The moment we walked in the front door of our old, mangy house I wanted nothing more than to fall into bed and sleep until I couldn't sleep anymore. Joyce, however, had other plans.

She marched straight into Dad's room and took the set of dusty keys that hung from an Ormond Beach keychain and walked right back out the front door.

I followed her, calling her name a number of times in an attempt to get her to stop and talk to me but she broke into a run and kept her eyes fixed on Aunt Neda's house. I jogged as fast as my tired feet could carry me and followed her down the dimly lit street.

She stopped long enough for me to catch up to her at the front door of Aunt Neda's house. "Joyce, what are you doing?" I was panting, clearly out of shape.

Joyce stuck the large bronze key into the lock on the heavy wooden door and looked at me. "I obeyed him as long as he was alive, but now this is our house."

It was evident in her face that she was looking forward to this day her whole life. Opening this door meant opening a window to the world of the mother she never knew-the family that she never knew. It meant stepping into her childhood imaginings and believing in wishes and dreams. On the other side of that door was the knowledge of another world that she was dying to enter.
I bit my bottom lip and held my breath as Joyce smiled and turned the key.

Everything was the way I remembered it, except for the piles of brown boxes that were stacked in the living room that held Mom's clothes, books, high heels-everything she owned. Joyce plunged right in, first studying the two dusty picture frames that sat on top of the pile of cardboard homes: a college degree in the name of Mary Jane Devorac and a picture of our younger selves with Mom in her black graduation robe.
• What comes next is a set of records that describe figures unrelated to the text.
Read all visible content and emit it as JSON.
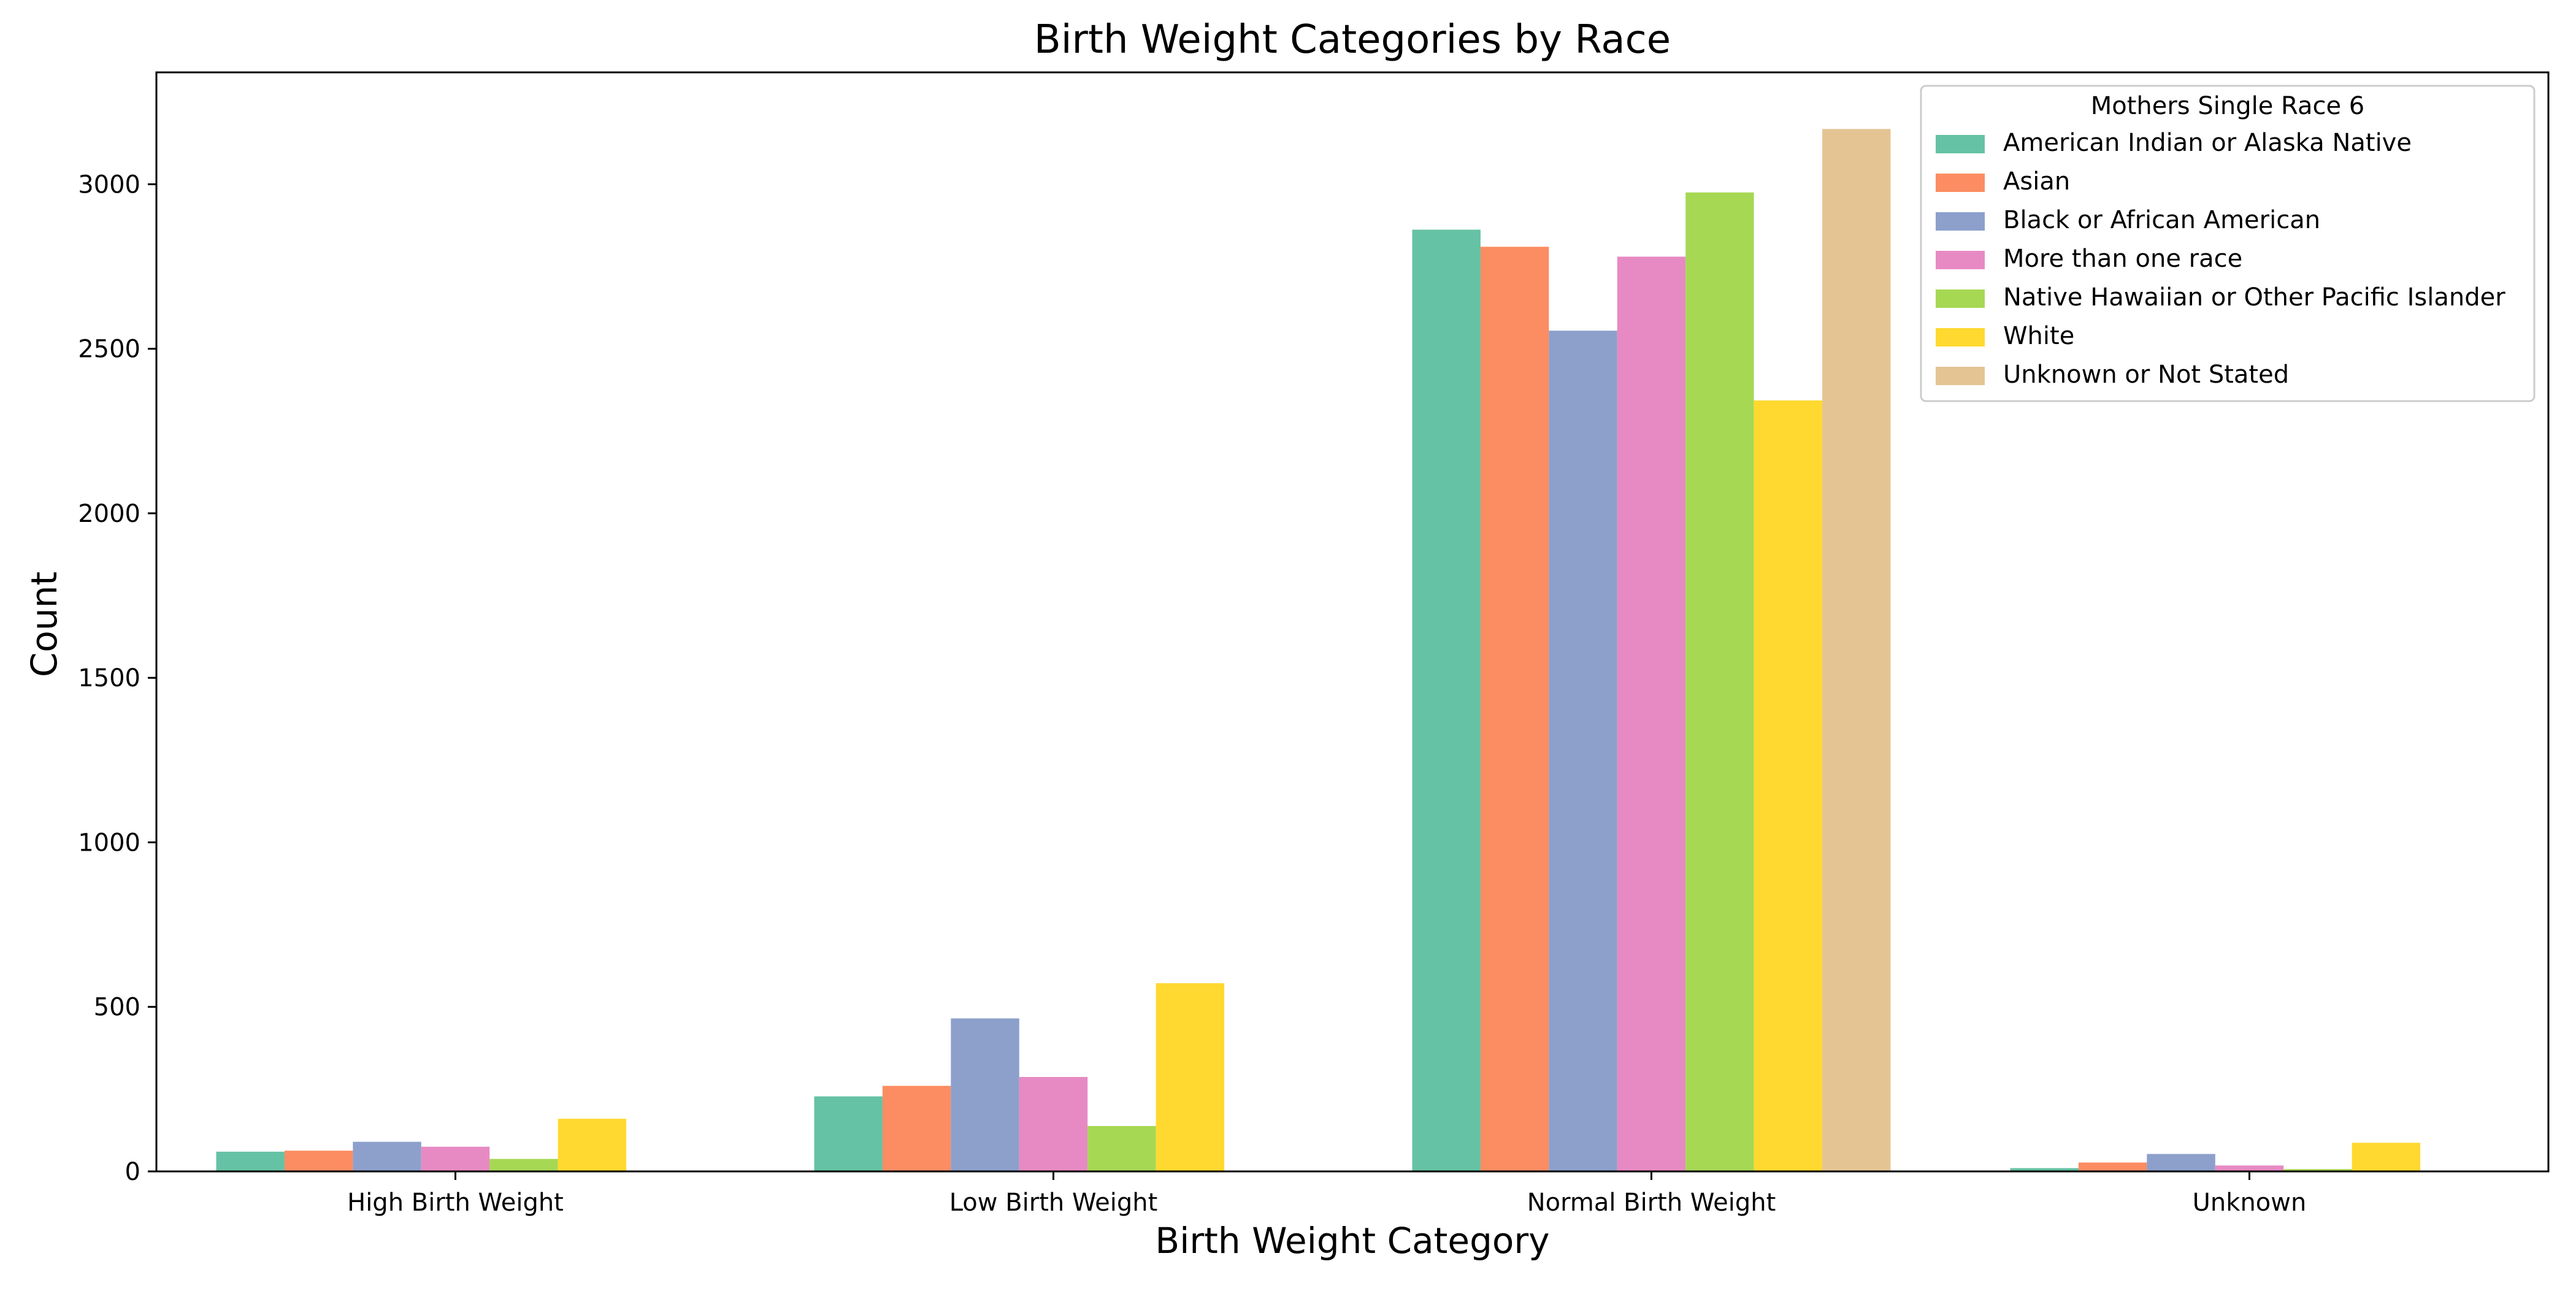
{
  "chart_data": {
    "type": "bar",
    "title": "Birth Weight Categories by Race",
    "xlabel": "Birth Weight Category",
    "ylabel": "Count",
    "ylim": [
      0,
      3340
    ],
    "yticks": [
      0,
      500,
      1000,
      1500,
      2000,
      2500,
      3000
    ],
    "grid": false,
    "legend": {
      "title": "Mothers Single Race 6",
      "position": "top-right"
    },
    "categories": [
      "High Birth Weight",
      "Low Birth Weight",
      "Normal Birth Weight",
      "Unknown"
    ],
    "series": [
      {
        "name": "American Indian or Alaska Native",
        "color": "#66c2a5",
        "values": [
          60,
          228,
          2862,
          10
        ]
      },
      {
        "name": "Asian",
        "color": "#fc8d62",
        "values": [
          63,
          260,
          2810,
          27
        ]
      },
      {
        "name": "Black or African American",
        "color": "#8da0cb",
        "values": [
          90,
          465,
          2555,
          53
        ]
      },
      {
        "name": "More than one race",
        "color": "#e78ac3",
        "values": [
          75,
          287,
          2780,
          18
        ]
      },
      {
        "name": "Native Hawaiian or Other Pacific Islander",
        "color": "#a6d854",
        "values": [
          38,
          138,
          2975,
          7
        ]
      },
      {
        "name": "White",
        "color": "#ffd92f",
        "values": [
          160,
          572,
          2343,
          87
        ]
      },
      {
        "name": "Unknown or Not Stated",
        "color": "#e5c494",
        "values": [
          null,
          null,
          3168,
          null
        ]
      }
    ]
  }
}
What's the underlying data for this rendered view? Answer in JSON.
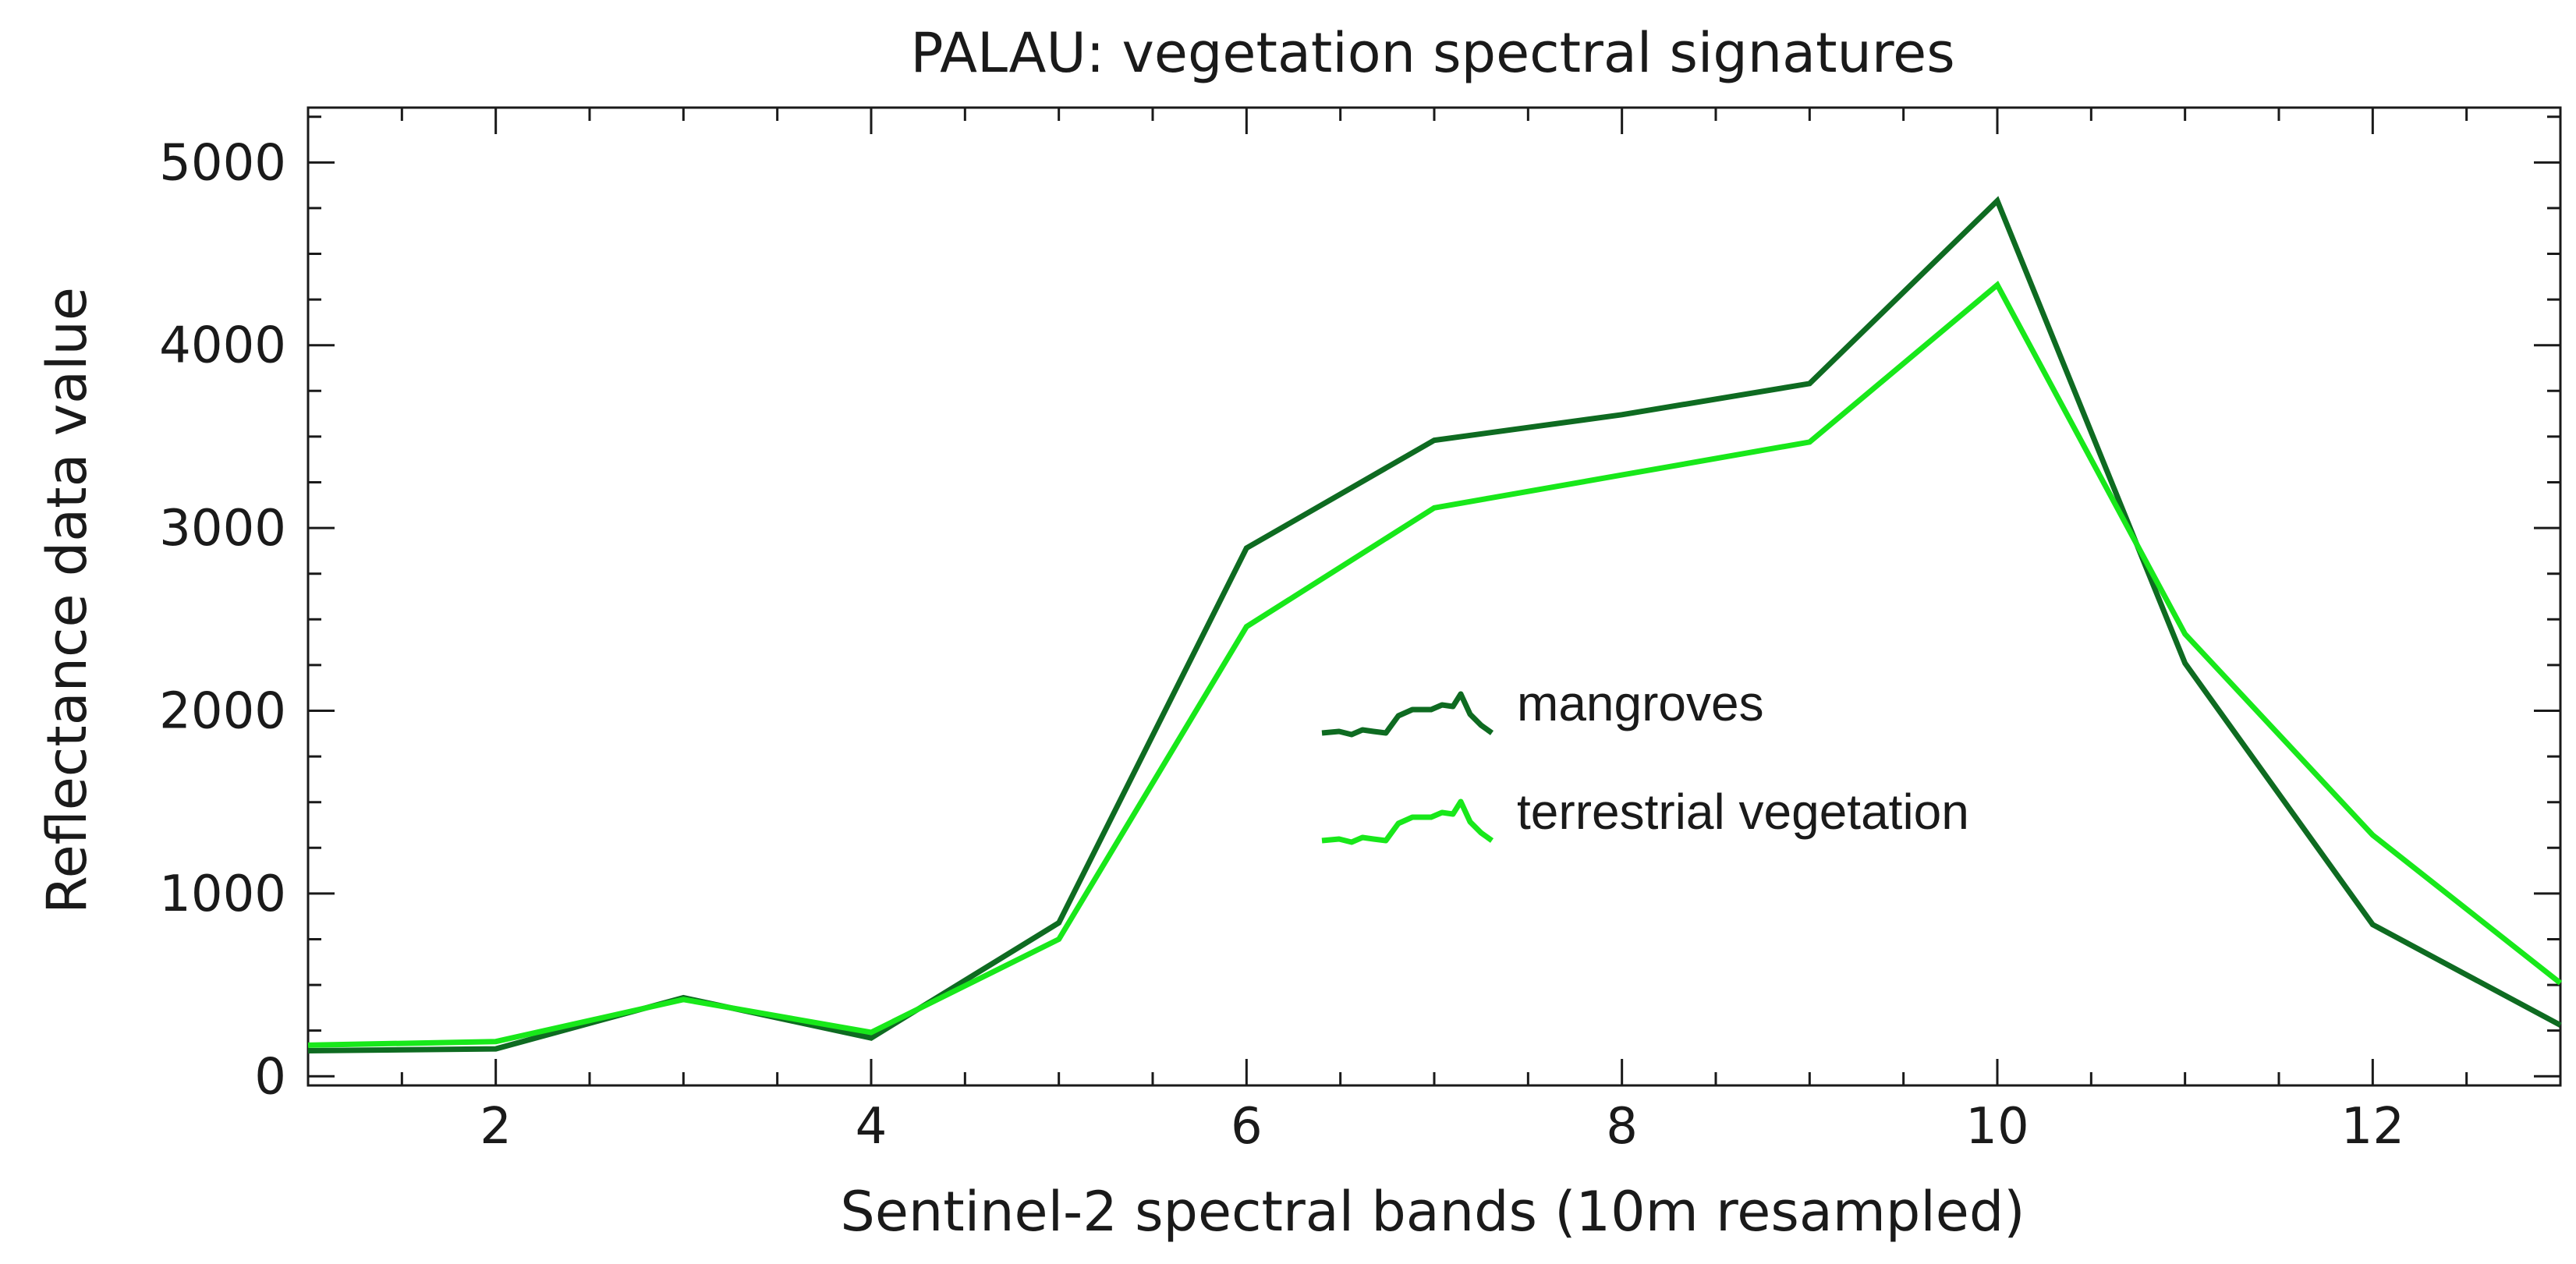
{
  "chart_data": {
    "type": "line",
    "title": "PALAU: vegetation spectral signatures",
    "xlabel": "Sentinel-2 spectral bands (10m resampled)",
    "ylabel": "Reflectance data value",
    "xlim": [
      1,
      13
    ],
    "ylim": [
      -50,
      5300
    ],
    "x_ticks": [
      2,
      4,
      6,
      8,
      10,
      12
    ],
    "y_ticks": [
      0,
      1000,
      2000,
      3000,
      4000,
      5000
    ],
    "x_minor_step": 0.5,
    "y_minor_step": 250,
    "grid": false,
    "legend_position": "center",
    "x": [
      1,
      2,
      3,
      4,
      5,
      6,
      7,
      8,
      9,
      10,
      11,
      12,
      13
    ],
    "series": [
      {
        "name": "mangroves",
        "color": "#0e6b21",
        "values": [
          140,
          150,
          430,
          210,
          840,
          2890,
          3480,
          3620,
          3790,
          4790,
          2260,
          830,
          280
        ]
      },
      {
        "name": "terrestrial vegetation",
        "color": "#18e81a",
        "values": [
          170,
          190,
          420,
          240,
          750,
          2460,
          3110,
          3290,
          3470,
          4330,
          2420,
          1320,
          510
        ]
      }
    ]
  }
}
We spent all night going through the boxes, immersed in conversation about our mother.
Immediately, Joyce and I moved into Aunt Neda's house and put Dad's house up for sale (which was eventually bought, bulldozed to the ground, and was replaced with a town home). Joyce finished high school and attended the same college Mom graduated from, hoping to one day see her degree framed and the underneath her mother's and mine.

Time heals all wounds. That's an English proverb that Aunt Neda stitched in needlepoint and hung in her living room. It's a good lesson life has to offer, if you're patient enough to wait. Joyce and I did our share of waiting and after I married Sandy and Joyce became a mother, our children played on Aunt Neda's front porch, surrounded by the sweetest flowers, the brightest sunshine, and the strongest love a family can offer, keeping the traditions of the Front Porch Club alive.